Double Exposures aims not only to focus attention on competing meanings of realism and mimesis in nineteenth-century German narrative fiction, but also to supply a quite different account of how realism's typically submerged structures allow readers to explore some of the basic phenomena and contradictions of their extra-literary, social existence. It challenges the currently dominant critical perspective on German poetic realism (and on literary realism in general), which considers this seemingly transparent mode of representation a deeply ideological and self-deceiving form of cultural discourse that reiterates, and so reinforces, powerful social constraints already at work in the extra-literary sphere.
By rethinking the landmark theories of Jacobson and Barthes, Horkheimer and Adorno, and Freud and Lacan--especially their attention to repetition--to point out that any instance of formal repetition produces effects that cannot be contained, the author articulates how the supposedly marginal moments of faltering to both its own and its other cultural discourses are, in fact, intrinsic effects of poetic realism's double, conflictual nature.

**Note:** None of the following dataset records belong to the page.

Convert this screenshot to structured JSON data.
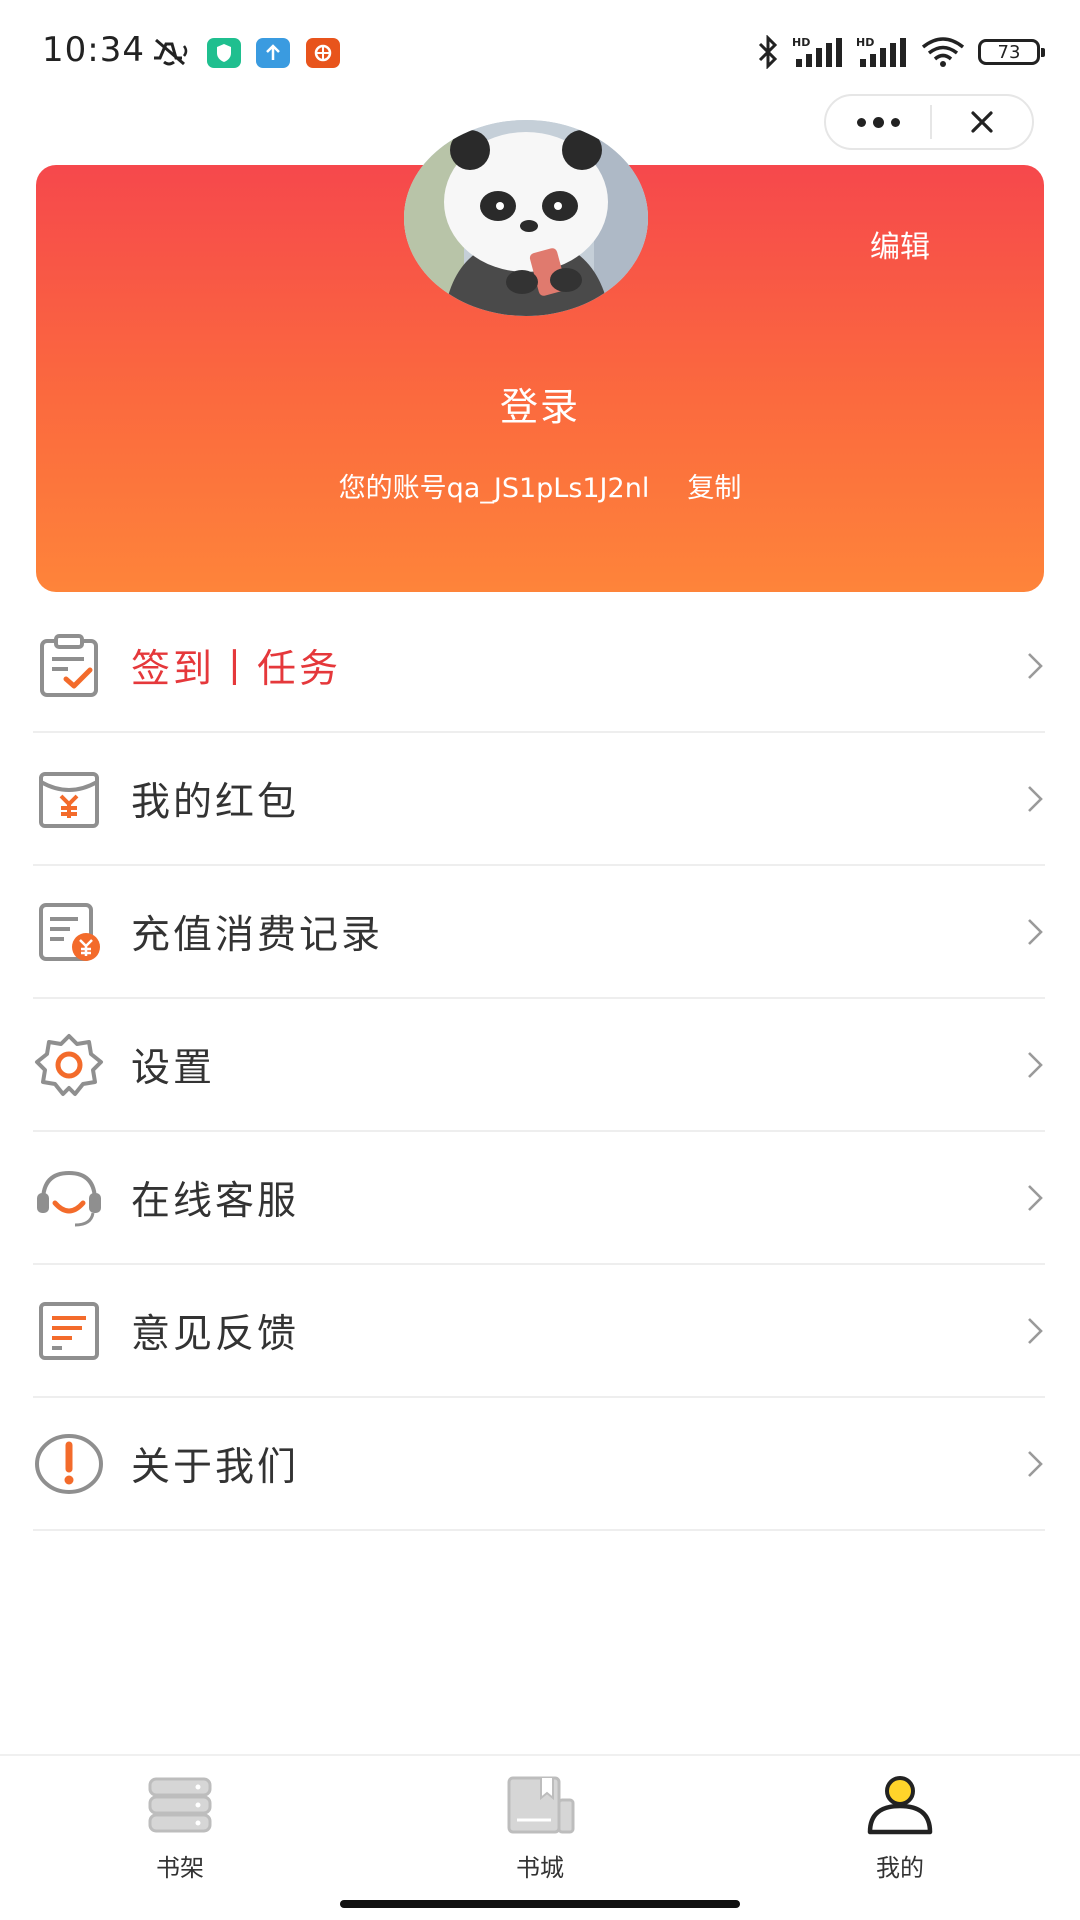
{
  "status_bar": {
    "time": "10:34",
    "battery": "73"
  },
  "capsule": {
    "more_icon": "more-dots-icon",
    "close_icon": "close-icon"
  },
  "profile": {
    "edit_label": "编辑",
    "login_label": "登录",
    "account_text": "您的账号qa_JS1pLs1J2nl",
    "copy_label": "复制",
    "gradient_top": "#f6484c",
    "gradient_bottom": "#fe843a"
  },
  "menu": {
    "items": [
      {
        "label": "签到丨任务",
        "icon": "checkin-clipboard-icon"
      },
      {
        "label": "我的红包",
        "icon": "red-packet-icon"
      },
      {
        "label": "充值消费记录",
        "icon": "recharge-record-icon"
      },
      {
        "label": "设置",
        "icon": "gear-icon"
      },
      {
        "label": "在线客服",
        "icon": "headset-icon"
      },
      {
        "label": "意见反馈",
        "icon": "feedback-icon"
      },
      {
        "label": "关于我们",
        "icon": "exclamation-icon"
      }
    ]
  },
  "tabs": [
    {
      "label": "书架",
      "icon": "bookshelf-icon",
      "active": false
    },
    {
      "label": "书城",
      "icon": "bookstore-icon",
      "active": false
    },
    {
      "label": "我的",
      "icon": "user-icon",
      "active": true
    }
  ],
  "colors": {
    "accent": "#f36b2b",
    "highlight_text": "#e5383b",
    "icon_gray": "#8f8f8f",
    "active_tab_yellow": "#ffd42a"
  }
}
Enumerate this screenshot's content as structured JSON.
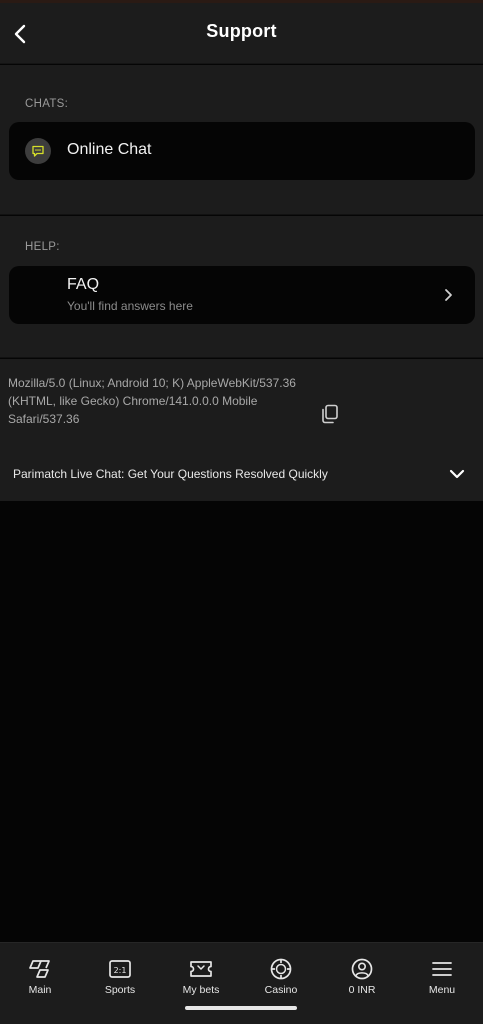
{
  "header": {
    "title": "Support"
  },
  "chats": {
    "label": "CHATS:",
    "items": [
      {
        "title": "Online Chat",
        "icon": "chat-bubble-icon"
      }
    ]
  },
  "help": {
    "label": "HELP:",
    "items": [
      {
        "title": "FAQ",
        "subtitle": "You'll find answers here"
      }
    ]
  },
  "info": {
    "user_agent": "Mozilla/5.0 (Linux; Android 10; K) AppleWebKit/537.36 (KHTML, like Gecko) Chrome/141.0.0.0 Mobile Safari/537.36",
    "accordion_title": "Parimatch Live Chat: Get Your Questions Resolved Quickly"
  },
  "nav": {
    "items": [
      {
        "label": "Main",
        "icon": "main-icon"
      },
      {
        "label": "Sports",
        "icon": "sports-icon"
      },
      {
        "label": "My bets",
        "icon": "ticket-icon"
      },
      {
        "label": "Casino",
        "icon": "casino-chip-icon"
      },
      {
        "label": "0 INR",
        "icon": "account-icon"
      },
      {
        "label": "Menu",
        "icon": "hamburger-icon"
      }
    ],
    "sports_icon_text": "2:1"
  },
  "colors": {
    "background": "#050505",
    "surface": "#1c1c1c",
    "accent": "#d6e02a",
    "text_muted": "#9a9a9a"
  }
}
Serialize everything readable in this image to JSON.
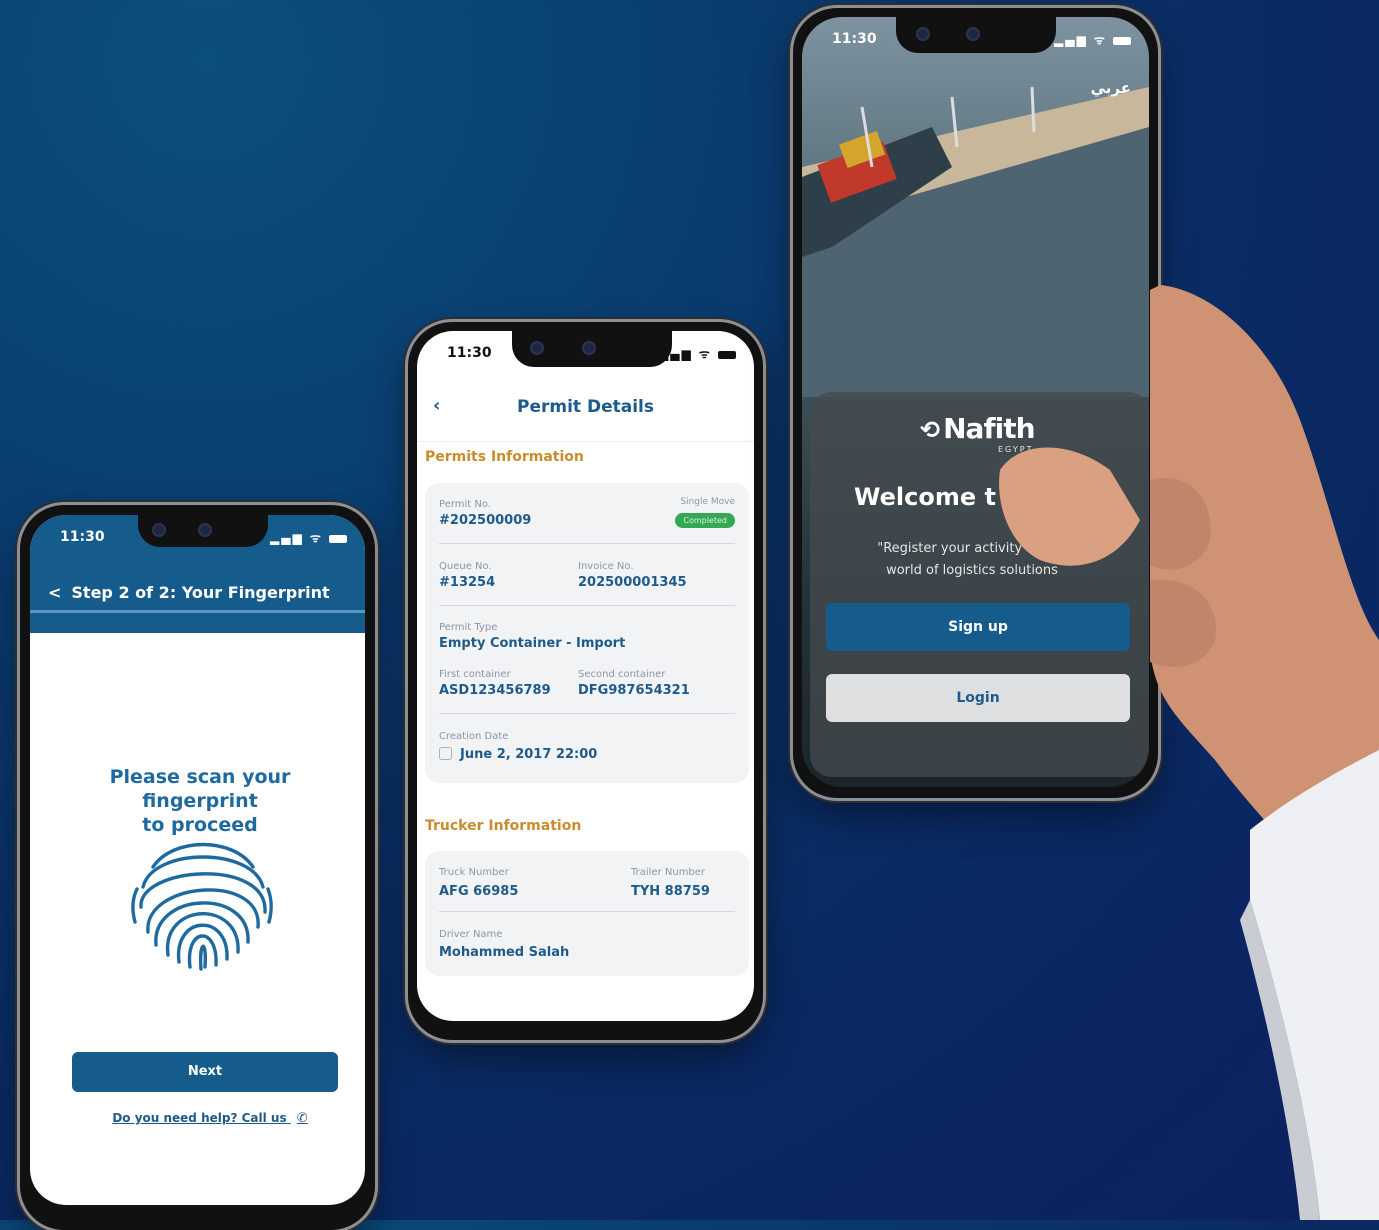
{
  "fingerprint_screen": {
    "status_time": "11:30",
    "title": "Step 2 of 2: Your Fingerprint",
    "prompt_line1": "Please scan your fingerprint",
    "prompt_line2": "to proceed",
    "next_label": "Next",
    "help_text": "Do you need help? Call us"
  },
  "permit_screen": {
    "status_time": "11:30",
    "title": "Permit Details",
    "permits_section": "Permits Information",
    "permit_no_label": "Permit No.",
    "permit_no": "#202500009",
    "move_type": "Single Move",
    "status": "Completed",
    "queue_no_label": "Queue No.",
    "queue_no": "#13254",
    "invoice_no_label": "Invoice No.",
    "invoice_no": "202500001345",
    "permit_type_label": "Permit Type",
    "permit_type": "Empty Container - Import",
    "first_container_label": "First container",
    "first_container": "ASD123456789",
    "second_container_label": "Second container",
    "second_container": "DFG987654321",
    "creation_date_label": "Creation Date",
    "creation_date": "June 2, 2017 22:00",
    "trucker_section": "Trucker Information",
    "truck_number_label": "Truck Number",
    "truck_number": "AFG 66985",
    "trailer_number_label": "Trailer Number",
    "trailer_number": "TYH 88759",
    "driver_name_label": "Driver Name",
    "driver_name": "Mohammed Salah"
  },
  "welcome_screen": {
    "status_time": "11:30",
    "language_toggle": "عربي",
    "logo_text": "Nafith",
    "logo_sub": "EGYPT",
    "welcome_text": "Welcome t",
    "tagline_line1": "\"Register your activity and di",
    "tagline_line2": "world of logistics solutions",
    "signup_label": "Sign up",
    "login_label": "Login"
  },
  "colors": {
    "brand_blue": "#155b8c",
    "accent_orange": "#c98d2c",
    "status_green": "#34a853"
  }
}
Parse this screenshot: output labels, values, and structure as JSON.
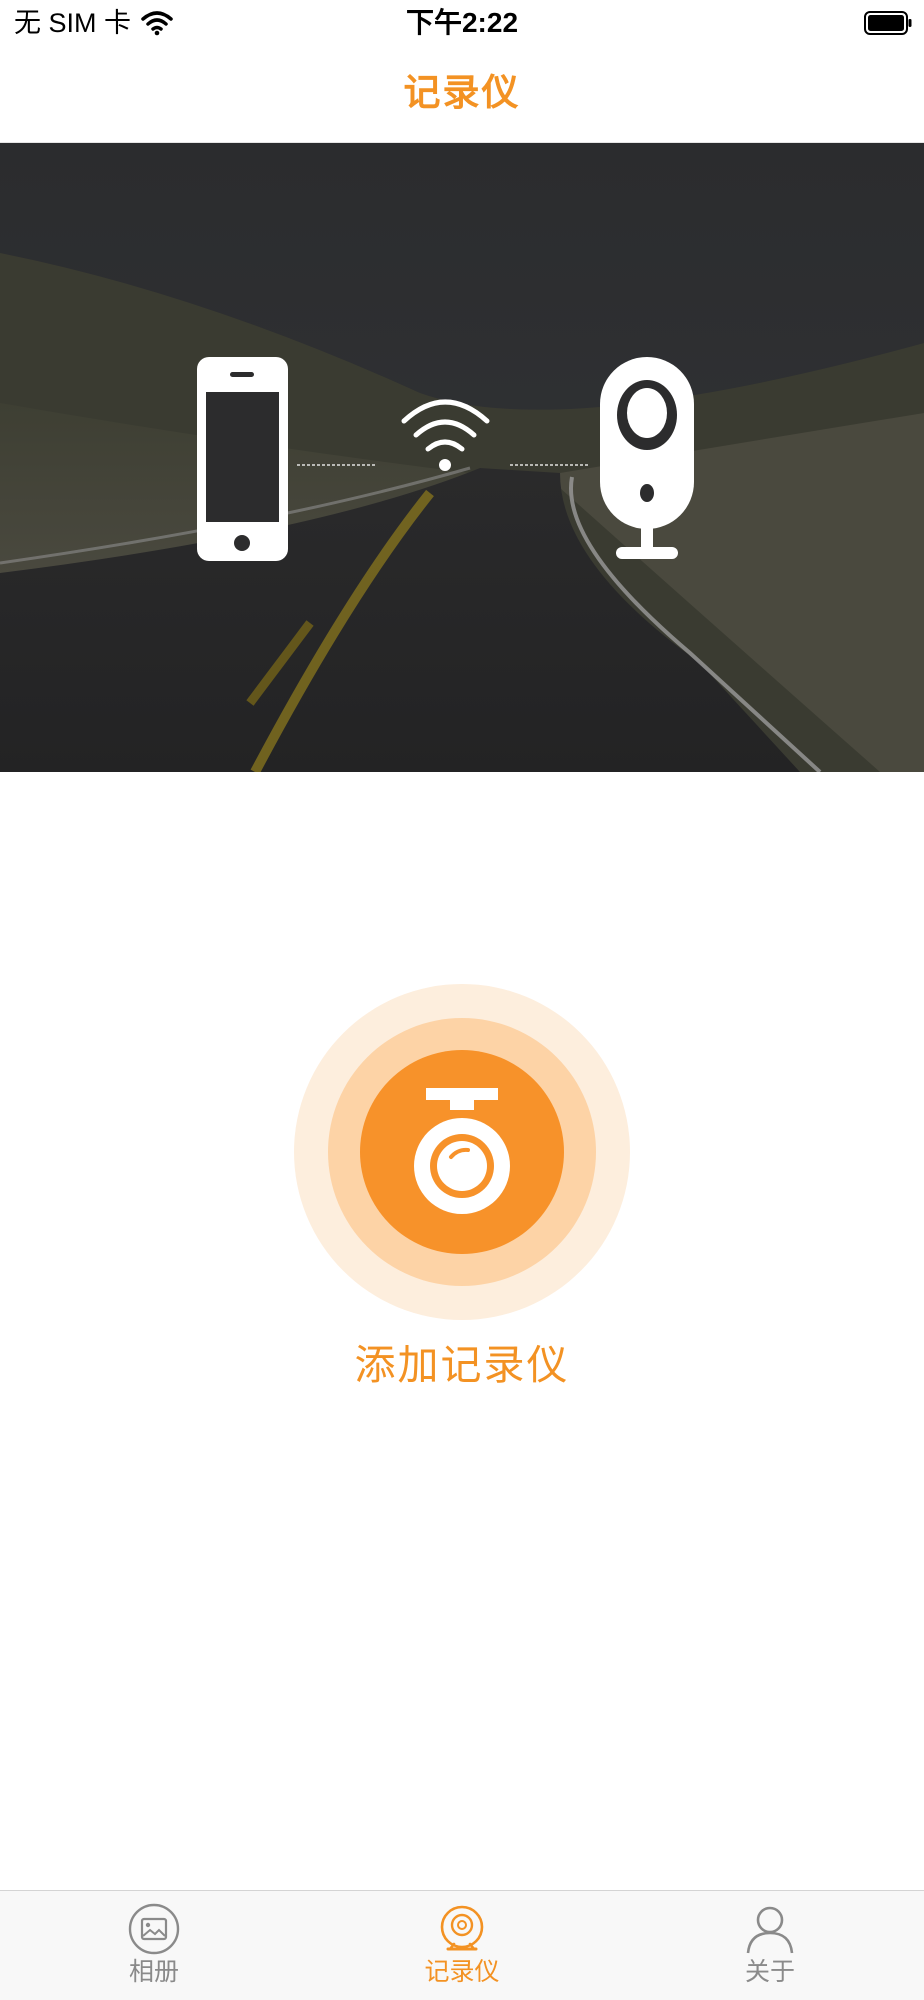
{
  "status_bar": {
    "carrier": "无 SIM 卡",
    "time": "下午2:22",
    "wifi_icon": "wifi-icon",
    "battery_icon": "battery-full-icon"
  },
  "nav": {
    "title": "记录仪"
  },
  "hero": {
    "left_icon": "smartphone-icon",
    "center_icon": "wifi-signal-icon",
    "right_icon": "dashcam-device-icon",
    "background": "road-landscape-image"
  },
  "add_device": {
    "label": "添加记录仪",
    "icon": "dashcam-icon"
  },
  "tab_bar": {
    "tabs": [
      {
        "label": "相册",
        "icon": "photo-album-icon",
        "active": false
      },
      {
        "label": "记录仪",
        "icon": "recorder-icon",
        "active": true
      },
      {
        "label": "关于",
        "icon": "person-icon",
        "active": false
      }
    ]
  },
  "colors": {
    "accent": "#f39223",
    "ring_outer": "#fdeedd",
    "ring_mid": "#fdd3a6",
    "ring_inner": "#f7922a",
    "tab_inactive": "#8a8a8a"
  }
}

Through a series of close readings of several realist novellas by Adalbert Stifter, Gottfried Keller, Theodor Storm, C. F. Meyer, and Wilhelm Raabe, the book explores a number of realism's array of "redundant" motifs having to do with nature, gender, family, class, and aesthetics. It demonstrates that the realist project was always about more than simply reinforcing bourgeois ideology, and always fostered a form of self-awareness and reflection inseparable from what we value as literature.